Cidades

Delegacias da Mulher realizaram mais de 780 mil atendimentos em 2025; Norte concentrou 19,7 mil vítimas

Diagnóstico do Ministério da Justiça mostra que perseguição e violência psicológica foram os crimes que mais cresceram no país; 80% das unidades especializadas ainda não funcionam 24 horas por dia

Por Estado do Pará Online
09/08/2026 às 09:27 • 2 min
Medidas incluem o uso obrigatório de monitoramento eletrônico e alertas em tempo real para as vítimas.

Reprodução

As unidades especializadas da Polícia Civil no Atendimento à Mulher em todo o Brasil registraram 782.474 atendimentos ao longo de 2025, abrangendo casos de ameaça, lesão corporal, injúria, importunação sexual, estupro e feminicídio. Os dados constam no 10º Diagnóstico Nacional das Unidades de Polícia Civil Especializadas no Atendimento às Mulheres, divulgado nesta sexta-feira (7) pelo Ministério da Justiça e Segurança Pública (MJSP).

O balanço indica que 329.451 mulheres foram atendidas, evidenciando que muitas vítimas precisaram retornar à delegacia mais de uma vez para prestar depoimento ou solicitar apoio.

O levantamento compilou informações de 530 das 585 unidades em funcionamento no país, no âmbito do marco dos 20 anos da Lei Maria da Penha.

Distribuição regional e principais crimes

A Região Sudeste liderou o volume de vítimas atendidas (125.769), respondendo por 47,8% do total nacional, seguida pelo Nordeste (53.067), Centro-Oeste (43.662), Sul (21.087) e Norte (19.712 vítimas ou 7,5%).

Entre os crimes registrados em 2025, o de maior incidência foi o de ameaça (148.544 casos), seguido por lesão corporal (99.473) e injúria (88.739).

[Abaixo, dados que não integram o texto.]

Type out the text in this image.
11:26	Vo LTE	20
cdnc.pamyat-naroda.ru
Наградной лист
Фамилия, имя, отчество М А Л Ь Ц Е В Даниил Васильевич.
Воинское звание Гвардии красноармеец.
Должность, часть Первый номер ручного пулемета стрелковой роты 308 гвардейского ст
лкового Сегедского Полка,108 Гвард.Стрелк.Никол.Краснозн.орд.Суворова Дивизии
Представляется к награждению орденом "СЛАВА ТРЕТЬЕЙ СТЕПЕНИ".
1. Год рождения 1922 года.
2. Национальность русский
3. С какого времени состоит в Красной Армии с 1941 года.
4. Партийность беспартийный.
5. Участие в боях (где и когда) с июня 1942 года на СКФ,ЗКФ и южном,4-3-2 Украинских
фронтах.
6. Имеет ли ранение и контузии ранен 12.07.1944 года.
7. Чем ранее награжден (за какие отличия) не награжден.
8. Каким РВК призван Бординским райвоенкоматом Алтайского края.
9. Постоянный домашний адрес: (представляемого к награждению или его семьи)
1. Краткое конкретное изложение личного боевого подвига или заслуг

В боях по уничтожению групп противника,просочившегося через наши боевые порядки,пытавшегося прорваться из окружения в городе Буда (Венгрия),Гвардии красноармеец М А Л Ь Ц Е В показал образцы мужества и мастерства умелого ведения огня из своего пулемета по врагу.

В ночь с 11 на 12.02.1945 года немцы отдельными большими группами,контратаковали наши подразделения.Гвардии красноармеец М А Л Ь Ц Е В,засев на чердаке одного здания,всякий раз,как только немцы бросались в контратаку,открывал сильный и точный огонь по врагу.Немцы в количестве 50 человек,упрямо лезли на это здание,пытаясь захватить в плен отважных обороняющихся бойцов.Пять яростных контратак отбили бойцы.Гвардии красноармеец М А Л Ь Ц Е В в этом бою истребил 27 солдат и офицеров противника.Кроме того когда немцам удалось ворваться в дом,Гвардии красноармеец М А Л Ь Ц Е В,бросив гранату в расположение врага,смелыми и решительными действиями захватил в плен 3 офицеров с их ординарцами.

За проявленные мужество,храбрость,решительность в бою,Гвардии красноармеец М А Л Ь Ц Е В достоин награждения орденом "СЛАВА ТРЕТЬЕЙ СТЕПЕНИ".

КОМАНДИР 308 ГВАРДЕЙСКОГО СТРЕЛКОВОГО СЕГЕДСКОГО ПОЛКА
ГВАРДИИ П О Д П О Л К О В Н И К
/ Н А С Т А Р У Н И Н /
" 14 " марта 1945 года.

Contudo, os maiores crescimentos percentuais na comparação com a pesquisa anterior (ano-base 2023) foram observados nos crimes de violência psicológica (alta de 49,7%, somando 23.911 registros) e perseguição/stalking (alta de 44,3%, com 52.855 casos).

Medidas protetivas e gargalos operacionais

As ações nas delegacias resultaram no pedido de 302.626 medidas protetivas de urgência ao Judiciário, das quais 118.672 foram concedidas. Do total concedido, 38.214 acabaram descumpridas pelos agressores.

Apesar de a rede contar atualmente com 585 unidades e mais de 6.200 servidores especializados, o relatório do MJSP aponta carências estruturais graves: 80% das unidades especializadas ainda não funcionam 24 horas por dia e 57% das unidades relatam falta de recursos para investigação, 46% apontam escassez de viaturas e 40% citam carência de equipamentos de menor potencial ofensivo.